Bloomberg Technoz, Jakarta - Para pengelola dana kelas kakap dunia membidik aset-aset investasi di Indonesia di bulan ketika volatilitas pasar diperkirakan akan meningkat jelang pertemuan Federal Reserve (The Fed), yang diprediksi akan memulai pivot penurunan bunga acuan.
Salah satu fund manager besar dunia asal Amerika Serikat (AS), BlackRock, yang mengelola dana puluhan triliun dolar AS, sudah bersiap memanfaatkan volatilitas pasar yang terjadi pada September untuk memborong aset di pasar negara berkembang, terutama surat utang alias obligasi.

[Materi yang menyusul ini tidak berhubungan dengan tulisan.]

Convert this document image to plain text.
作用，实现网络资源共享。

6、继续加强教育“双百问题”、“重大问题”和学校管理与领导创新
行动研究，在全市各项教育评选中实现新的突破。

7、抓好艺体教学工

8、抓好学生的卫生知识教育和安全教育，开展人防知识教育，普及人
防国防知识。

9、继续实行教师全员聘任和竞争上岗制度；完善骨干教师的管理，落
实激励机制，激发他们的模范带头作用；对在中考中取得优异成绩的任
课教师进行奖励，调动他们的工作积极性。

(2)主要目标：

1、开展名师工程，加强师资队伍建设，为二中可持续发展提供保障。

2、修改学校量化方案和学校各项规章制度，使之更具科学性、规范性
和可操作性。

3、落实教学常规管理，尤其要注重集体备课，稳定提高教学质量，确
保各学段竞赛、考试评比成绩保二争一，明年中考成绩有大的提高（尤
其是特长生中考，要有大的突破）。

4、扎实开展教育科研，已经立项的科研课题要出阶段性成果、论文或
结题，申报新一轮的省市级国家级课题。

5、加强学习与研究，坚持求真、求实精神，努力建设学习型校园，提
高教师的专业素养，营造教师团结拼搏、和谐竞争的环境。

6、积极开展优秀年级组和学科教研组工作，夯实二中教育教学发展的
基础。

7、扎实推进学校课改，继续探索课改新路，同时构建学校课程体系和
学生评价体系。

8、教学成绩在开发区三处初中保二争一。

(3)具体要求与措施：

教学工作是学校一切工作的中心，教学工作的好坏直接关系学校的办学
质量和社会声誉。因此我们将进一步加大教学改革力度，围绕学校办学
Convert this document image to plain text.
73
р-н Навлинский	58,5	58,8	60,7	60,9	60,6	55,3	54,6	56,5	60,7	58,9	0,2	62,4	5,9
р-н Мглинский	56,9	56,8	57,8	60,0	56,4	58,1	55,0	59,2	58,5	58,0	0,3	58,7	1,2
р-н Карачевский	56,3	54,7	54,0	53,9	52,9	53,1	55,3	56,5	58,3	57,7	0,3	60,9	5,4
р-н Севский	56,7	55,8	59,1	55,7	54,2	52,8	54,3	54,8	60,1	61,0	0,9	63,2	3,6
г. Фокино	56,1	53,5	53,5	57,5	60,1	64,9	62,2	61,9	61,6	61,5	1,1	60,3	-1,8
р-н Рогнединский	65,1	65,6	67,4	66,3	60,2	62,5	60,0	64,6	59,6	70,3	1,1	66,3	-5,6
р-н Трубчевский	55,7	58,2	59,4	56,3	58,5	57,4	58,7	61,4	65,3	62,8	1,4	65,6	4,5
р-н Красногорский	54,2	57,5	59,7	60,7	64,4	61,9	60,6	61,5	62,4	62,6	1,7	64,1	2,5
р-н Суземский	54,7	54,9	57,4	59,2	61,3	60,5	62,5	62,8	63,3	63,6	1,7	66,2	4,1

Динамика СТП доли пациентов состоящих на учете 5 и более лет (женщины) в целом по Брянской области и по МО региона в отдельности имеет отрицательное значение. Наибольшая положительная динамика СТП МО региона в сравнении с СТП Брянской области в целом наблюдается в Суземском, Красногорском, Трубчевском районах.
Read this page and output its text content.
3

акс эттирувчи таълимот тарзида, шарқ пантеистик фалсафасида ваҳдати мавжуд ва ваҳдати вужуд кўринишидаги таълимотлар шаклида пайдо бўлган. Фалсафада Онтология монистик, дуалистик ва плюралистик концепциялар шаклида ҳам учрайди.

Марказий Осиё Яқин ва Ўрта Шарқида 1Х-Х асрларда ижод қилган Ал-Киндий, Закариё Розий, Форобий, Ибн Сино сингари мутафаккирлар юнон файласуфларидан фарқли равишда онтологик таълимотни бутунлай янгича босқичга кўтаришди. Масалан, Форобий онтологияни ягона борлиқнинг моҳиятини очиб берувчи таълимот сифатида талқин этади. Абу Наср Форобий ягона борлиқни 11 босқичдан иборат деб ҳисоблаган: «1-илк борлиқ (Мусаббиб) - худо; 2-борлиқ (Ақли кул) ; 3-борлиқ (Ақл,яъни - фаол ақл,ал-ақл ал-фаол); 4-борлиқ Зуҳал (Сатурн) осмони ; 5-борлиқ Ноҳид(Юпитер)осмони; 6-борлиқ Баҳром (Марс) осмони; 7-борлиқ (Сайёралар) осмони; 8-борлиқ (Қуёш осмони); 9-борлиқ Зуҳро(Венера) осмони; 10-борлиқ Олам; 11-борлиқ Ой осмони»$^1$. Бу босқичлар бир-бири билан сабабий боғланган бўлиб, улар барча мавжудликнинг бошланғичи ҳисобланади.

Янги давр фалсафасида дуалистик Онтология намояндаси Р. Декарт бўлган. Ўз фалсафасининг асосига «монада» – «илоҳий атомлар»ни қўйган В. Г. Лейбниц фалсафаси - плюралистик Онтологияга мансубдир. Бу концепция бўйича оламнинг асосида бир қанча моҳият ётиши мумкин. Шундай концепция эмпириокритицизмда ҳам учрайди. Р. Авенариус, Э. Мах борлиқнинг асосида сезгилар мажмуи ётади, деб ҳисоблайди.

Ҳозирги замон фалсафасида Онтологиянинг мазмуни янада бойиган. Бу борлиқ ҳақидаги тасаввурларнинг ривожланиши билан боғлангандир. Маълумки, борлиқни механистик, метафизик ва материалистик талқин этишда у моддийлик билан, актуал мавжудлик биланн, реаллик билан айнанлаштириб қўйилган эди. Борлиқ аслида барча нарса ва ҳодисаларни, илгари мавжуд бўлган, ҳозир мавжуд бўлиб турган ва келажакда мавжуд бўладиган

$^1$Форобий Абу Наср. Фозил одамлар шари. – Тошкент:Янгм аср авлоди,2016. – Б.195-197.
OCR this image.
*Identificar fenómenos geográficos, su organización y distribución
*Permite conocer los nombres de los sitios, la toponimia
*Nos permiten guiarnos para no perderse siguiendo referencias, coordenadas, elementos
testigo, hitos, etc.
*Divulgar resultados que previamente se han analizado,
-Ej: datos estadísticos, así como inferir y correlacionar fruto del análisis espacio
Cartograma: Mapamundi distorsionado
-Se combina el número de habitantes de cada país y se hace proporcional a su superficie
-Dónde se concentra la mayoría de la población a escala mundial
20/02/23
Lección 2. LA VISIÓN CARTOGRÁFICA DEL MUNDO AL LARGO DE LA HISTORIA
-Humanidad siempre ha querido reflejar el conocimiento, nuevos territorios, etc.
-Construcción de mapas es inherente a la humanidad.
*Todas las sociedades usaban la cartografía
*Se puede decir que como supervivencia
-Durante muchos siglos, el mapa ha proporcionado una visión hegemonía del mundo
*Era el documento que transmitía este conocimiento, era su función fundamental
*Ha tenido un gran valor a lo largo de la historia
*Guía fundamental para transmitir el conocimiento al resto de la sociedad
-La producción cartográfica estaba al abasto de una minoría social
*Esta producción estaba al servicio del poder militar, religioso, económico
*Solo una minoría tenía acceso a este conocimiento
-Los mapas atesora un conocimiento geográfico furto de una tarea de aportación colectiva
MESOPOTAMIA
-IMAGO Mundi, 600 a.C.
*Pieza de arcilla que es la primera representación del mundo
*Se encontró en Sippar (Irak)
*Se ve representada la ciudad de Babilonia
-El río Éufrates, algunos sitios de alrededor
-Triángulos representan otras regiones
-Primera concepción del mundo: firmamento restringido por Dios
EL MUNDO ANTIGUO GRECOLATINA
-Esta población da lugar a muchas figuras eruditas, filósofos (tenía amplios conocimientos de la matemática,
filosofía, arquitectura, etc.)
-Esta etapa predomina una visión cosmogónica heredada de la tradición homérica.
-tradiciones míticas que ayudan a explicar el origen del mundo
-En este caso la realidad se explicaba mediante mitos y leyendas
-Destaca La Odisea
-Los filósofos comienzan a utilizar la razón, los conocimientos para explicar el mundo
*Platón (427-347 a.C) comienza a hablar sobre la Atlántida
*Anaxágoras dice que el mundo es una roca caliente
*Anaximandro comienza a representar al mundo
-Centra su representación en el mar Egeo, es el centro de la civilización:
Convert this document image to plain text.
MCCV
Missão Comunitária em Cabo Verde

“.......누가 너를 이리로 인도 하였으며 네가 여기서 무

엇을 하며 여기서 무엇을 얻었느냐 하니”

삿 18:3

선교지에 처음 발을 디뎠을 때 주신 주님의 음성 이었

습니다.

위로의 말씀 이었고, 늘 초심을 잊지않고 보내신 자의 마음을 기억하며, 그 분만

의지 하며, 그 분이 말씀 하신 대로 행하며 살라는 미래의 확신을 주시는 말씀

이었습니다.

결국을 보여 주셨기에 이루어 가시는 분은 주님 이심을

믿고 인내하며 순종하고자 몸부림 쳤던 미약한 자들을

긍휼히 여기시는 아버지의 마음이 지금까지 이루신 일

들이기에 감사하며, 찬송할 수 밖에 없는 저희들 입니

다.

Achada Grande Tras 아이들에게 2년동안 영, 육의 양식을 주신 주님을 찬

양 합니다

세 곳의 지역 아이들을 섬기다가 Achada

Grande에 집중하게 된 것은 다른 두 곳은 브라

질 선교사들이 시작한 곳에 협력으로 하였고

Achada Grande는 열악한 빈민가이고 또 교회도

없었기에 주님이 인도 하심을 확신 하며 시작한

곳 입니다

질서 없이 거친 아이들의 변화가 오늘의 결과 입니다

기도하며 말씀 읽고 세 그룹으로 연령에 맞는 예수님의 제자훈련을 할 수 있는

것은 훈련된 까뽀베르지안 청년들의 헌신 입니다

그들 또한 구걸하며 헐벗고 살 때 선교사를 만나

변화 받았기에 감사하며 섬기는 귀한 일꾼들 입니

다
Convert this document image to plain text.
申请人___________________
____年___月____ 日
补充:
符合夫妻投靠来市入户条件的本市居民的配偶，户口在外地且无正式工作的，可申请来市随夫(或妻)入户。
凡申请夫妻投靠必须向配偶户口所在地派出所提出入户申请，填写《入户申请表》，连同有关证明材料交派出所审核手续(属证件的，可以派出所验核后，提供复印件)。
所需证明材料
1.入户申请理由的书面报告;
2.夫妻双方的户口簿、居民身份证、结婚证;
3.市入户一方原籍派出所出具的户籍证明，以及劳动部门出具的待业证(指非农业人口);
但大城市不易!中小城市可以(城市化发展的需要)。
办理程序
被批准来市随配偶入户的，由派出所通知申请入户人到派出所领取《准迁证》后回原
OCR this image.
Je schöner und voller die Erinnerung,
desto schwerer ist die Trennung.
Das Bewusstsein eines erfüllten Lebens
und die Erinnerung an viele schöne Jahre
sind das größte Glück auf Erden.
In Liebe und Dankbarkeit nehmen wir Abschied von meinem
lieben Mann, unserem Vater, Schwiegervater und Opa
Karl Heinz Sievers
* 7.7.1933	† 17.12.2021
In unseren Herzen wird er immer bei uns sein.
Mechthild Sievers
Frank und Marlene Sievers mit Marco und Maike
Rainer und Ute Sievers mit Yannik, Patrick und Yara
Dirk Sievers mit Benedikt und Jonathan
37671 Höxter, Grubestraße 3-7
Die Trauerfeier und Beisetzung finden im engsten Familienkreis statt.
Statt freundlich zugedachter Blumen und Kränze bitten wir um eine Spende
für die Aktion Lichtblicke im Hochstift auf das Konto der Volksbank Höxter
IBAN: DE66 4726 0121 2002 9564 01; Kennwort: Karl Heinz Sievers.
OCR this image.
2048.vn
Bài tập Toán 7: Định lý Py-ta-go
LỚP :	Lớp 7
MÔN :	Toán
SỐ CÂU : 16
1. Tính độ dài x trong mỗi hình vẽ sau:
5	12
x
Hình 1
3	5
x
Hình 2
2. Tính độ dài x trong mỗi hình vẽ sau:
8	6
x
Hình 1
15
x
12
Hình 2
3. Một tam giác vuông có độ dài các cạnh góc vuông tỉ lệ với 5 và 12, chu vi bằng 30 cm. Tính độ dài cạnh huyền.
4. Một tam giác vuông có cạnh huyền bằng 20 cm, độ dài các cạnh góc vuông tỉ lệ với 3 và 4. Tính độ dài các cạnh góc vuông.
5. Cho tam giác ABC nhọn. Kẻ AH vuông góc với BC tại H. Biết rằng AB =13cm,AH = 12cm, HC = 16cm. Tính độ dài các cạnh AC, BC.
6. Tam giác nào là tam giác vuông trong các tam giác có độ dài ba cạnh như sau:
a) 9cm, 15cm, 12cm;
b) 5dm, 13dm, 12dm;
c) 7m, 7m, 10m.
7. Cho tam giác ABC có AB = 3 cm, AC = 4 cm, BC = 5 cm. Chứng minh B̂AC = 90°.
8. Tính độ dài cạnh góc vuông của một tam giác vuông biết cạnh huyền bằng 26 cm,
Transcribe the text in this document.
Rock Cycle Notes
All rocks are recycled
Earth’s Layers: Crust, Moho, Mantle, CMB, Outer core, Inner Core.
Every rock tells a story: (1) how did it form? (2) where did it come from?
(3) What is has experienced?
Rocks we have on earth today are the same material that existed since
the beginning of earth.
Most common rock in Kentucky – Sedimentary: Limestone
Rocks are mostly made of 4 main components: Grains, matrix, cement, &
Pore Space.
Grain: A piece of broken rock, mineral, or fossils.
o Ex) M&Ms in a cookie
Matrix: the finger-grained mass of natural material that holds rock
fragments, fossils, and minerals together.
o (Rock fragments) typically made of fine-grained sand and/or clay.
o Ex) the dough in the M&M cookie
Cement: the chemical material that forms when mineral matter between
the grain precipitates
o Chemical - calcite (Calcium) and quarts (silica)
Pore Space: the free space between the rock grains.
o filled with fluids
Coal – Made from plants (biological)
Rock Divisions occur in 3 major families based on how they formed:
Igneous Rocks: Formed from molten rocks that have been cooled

Surat utang terbitan Filipina dan Indonesia, menjadi favorit perusahaan pengelola aset ini terutama untuk tenor menengah dan panjang, seiring dengan ruang yang makin luas bagi bank sentral di dua negara itu untuk melonggarkan kebijakan moneternya.
"Ini adalah masa keemasan, golden age, bagi aset-aset fixed income di Asia khususnya di emerging market-nya. Saya pikir akan menjadi hal yang tepat untuk menambah sedikit lagi durasi jika terjadi volatilitas," kata Neeraj Seth, Head of Asian Fixed Income BlackRock di Singapura, seperti dilansir oleh Bloomberg News.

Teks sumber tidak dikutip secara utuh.